Do que morre por causa do que nasce

Num discurso proferido em 1901, Frank Lloyd Wright, um dos mais famosos arquitectos norte-americanos, cita Notre-Dame, de Victor Hugo: [t]he prophecy of Frollo, that "the book will kill the edifice," I remember was to me as a boy one of the grandest sad things of the world.

Em 1980, a banda The Buggles lançava uma música chamada Video killed the radio star, com o seguinte (e criativo refrão): Video killed the radio star / Video killed the radio star / Pictures came and broke your heart / Oh-a-a-a oh.

Em The muse learns to write, afirma Eric A. Havelock: (...) Rousseau had failed to perceive the true source of the "catastrophe" - the reduction of language to text. An "interior" consciousness has been forced forward and virtually destroyed   

Em O infinito num junco, Irene Vallejo afirma: [a]ntes da invenção da imprensa, cada livro era único.

***

Estas quatro referências, aparentemente desconexas entre si, têm um fio condutor: o que desaparece com aquilo que nasce: a máquina matou a criatividade, o vídeo matou a estrela da rádio, a escrita matou a uma certa consciência interior, a imprensa matou o acto único (antes desta expressão ter uma conotação fiscal).
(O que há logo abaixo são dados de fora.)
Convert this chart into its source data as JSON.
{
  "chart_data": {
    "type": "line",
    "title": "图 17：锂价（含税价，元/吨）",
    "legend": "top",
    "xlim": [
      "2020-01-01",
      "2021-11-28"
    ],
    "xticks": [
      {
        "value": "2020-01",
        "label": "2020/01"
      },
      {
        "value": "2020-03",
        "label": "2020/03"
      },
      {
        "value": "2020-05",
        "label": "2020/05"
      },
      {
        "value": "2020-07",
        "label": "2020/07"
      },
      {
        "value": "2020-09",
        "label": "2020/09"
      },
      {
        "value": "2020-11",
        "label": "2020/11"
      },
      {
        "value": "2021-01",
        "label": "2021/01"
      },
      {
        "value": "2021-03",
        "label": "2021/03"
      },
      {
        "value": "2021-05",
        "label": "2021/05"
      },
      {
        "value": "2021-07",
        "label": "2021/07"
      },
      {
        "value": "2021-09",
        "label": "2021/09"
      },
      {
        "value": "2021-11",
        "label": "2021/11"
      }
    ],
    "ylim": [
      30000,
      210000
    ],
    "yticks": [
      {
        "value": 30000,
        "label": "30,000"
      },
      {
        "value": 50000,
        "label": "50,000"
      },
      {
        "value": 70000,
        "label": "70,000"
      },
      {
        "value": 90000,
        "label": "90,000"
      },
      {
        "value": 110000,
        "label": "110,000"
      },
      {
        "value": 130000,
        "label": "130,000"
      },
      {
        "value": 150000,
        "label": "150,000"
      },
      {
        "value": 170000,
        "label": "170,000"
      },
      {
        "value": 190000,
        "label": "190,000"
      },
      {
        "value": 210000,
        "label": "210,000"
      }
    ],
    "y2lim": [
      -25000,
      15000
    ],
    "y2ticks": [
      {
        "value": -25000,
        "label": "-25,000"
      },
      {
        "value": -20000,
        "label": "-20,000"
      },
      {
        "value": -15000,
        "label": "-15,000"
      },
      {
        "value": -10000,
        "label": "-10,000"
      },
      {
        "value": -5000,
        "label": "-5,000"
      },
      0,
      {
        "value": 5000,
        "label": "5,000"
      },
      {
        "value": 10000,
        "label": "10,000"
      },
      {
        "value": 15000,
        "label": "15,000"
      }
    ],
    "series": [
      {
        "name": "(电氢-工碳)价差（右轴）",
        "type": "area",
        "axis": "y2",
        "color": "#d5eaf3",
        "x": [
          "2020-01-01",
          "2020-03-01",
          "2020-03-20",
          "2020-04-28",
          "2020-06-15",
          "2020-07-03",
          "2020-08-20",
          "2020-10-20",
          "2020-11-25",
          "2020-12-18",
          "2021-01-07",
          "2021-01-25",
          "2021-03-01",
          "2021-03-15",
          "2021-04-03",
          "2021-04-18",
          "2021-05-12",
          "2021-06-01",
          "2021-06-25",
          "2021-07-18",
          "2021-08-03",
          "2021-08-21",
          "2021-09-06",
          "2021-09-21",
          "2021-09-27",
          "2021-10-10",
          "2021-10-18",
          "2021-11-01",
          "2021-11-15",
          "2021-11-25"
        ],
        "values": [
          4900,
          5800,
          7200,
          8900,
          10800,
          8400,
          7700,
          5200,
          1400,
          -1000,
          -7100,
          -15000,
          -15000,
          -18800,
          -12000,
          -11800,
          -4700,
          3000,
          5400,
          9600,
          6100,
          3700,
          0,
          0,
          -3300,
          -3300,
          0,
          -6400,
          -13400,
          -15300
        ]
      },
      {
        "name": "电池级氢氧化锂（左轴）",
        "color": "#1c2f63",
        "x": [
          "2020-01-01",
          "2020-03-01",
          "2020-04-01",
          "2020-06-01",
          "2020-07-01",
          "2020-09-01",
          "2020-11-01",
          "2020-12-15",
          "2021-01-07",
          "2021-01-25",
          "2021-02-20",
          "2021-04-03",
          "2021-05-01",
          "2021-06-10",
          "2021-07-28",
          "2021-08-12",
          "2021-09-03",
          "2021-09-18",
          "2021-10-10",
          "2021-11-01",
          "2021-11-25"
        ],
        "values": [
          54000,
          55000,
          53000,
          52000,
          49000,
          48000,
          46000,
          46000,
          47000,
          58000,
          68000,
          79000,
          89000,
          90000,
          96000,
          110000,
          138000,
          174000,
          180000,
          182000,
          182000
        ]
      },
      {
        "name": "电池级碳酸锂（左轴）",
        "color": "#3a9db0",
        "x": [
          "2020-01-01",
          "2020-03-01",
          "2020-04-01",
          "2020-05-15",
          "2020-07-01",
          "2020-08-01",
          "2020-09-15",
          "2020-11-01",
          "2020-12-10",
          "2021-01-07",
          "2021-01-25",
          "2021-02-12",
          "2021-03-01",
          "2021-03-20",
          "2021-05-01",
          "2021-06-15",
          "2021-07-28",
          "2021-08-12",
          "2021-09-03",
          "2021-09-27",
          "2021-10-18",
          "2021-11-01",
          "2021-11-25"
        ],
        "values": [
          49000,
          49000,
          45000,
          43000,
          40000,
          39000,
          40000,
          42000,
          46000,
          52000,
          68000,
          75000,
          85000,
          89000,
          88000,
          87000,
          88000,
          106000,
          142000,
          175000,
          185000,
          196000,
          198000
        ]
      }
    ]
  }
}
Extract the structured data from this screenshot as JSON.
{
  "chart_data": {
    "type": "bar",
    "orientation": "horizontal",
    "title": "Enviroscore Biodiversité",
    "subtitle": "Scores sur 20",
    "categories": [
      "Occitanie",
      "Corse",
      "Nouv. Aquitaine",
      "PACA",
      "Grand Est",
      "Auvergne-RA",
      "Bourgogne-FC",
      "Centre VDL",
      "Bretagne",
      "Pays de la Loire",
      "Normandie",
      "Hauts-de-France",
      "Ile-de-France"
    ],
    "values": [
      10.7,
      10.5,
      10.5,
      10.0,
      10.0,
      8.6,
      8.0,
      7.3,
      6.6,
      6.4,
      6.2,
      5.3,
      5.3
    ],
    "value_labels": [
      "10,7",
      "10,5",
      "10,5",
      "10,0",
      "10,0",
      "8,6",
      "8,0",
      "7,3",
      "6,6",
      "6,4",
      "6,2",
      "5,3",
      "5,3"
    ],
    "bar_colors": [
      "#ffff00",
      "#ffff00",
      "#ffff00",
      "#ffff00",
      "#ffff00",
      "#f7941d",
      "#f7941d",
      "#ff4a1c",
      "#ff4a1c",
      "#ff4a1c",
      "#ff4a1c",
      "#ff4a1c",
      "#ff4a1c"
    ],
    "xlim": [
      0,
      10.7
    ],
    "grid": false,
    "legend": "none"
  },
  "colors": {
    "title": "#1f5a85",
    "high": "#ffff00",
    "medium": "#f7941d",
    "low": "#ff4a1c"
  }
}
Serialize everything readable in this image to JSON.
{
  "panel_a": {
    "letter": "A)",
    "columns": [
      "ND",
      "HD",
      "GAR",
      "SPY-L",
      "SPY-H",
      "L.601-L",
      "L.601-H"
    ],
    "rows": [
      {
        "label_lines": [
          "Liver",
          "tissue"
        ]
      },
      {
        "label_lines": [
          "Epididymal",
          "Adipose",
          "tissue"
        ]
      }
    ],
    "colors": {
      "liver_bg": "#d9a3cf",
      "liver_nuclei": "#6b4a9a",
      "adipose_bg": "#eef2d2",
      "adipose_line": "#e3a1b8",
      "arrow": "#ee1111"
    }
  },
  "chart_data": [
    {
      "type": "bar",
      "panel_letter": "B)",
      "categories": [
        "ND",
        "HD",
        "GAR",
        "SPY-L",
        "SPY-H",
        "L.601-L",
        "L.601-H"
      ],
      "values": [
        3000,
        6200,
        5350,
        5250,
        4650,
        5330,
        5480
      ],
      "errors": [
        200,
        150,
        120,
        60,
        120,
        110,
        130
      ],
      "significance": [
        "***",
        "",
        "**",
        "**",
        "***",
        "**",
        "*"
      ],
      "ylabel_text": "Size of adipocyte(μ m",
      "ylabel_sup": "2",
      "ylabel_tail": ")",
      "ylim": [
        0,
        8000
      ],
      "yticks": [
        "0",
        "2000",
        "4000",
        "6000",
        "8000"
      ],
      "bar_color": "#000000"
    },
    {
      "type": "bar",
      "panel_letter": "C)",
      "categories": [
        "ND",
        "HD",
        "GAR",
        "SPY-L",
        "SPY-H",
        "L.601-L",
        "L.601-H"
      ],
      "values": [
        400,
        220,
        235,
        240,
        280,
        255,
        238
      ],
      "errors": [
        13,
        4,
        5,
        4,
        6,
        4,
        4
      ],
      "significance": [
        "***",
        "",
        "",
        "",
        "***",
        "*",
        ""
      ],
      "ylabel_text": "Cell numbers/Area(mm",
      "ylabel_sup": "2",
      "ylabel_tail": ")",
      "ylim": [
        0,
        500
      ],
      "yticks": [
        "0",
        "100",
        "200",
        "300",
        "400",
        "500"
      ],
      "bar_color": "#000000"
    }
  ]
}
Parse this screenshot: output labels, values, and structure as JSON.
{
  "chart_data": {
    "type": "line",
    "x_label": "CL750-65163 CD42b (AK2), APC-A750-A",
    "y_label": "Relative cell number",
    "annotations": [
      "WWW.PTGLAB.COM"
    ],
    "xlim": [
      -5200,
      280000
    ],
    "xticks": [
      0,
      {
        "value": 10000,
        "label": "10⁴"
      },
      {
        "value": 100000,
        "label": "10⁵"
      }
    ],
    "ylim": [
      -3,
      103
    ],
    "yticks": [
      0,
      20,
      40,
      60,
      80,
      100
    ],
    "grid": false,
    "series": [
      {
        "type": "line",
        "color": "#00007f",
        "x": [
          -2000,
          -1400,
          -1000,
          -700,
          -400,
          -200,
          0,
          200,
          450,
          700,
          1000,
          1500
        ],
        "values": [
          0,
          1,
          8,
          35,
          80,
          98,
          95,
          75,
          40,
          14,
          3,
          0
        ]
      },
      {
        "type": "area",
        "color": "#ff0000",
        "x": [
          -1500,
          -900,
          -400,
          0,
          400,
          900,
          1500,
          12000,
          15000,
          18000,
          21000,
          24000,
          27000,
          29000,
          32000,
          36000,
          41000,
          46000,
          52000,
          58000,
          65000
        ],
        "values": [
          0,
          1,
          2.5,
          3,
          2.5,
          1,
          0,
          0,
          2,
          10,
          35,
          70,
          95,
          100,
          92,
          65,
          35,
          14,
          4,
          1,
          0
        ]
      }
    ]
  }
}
Lembrei-me deste devaneio por via do livro, de Gutenberg, do carácter único das coisas, daquilo que desaparece por causa da evolução, do progresso, da melhoria da qualidade de vida, da ideia de dignificação da profissão, ou coisas quejandas. 

Antes da invenção da prensa, antes de Gutenberg ter revolucionado o mundo, cada livro era uma obra única, uma preciosidade não replicável, mas copiada por mãos firmes, olhares argutos, vidas dedicadas a um certo silêncio. Em bom rigor, uma conversa é um livro pré-prensa: não é replicável mas pode ser copiada, vulnerável, como era a actividade do copista, à confusão, à má interpretação, à tresleitura da palavra dita ou escrita.

A prensa melhorou o mundo, a escrita melhorou o mundo; não sei, contudo, se o mundo ficou inquestionavelmente melhor , se é que me faço entender. Talvez Frank Lloyd Wright e os The Buggles tivessem, ironicamente, alguma razão.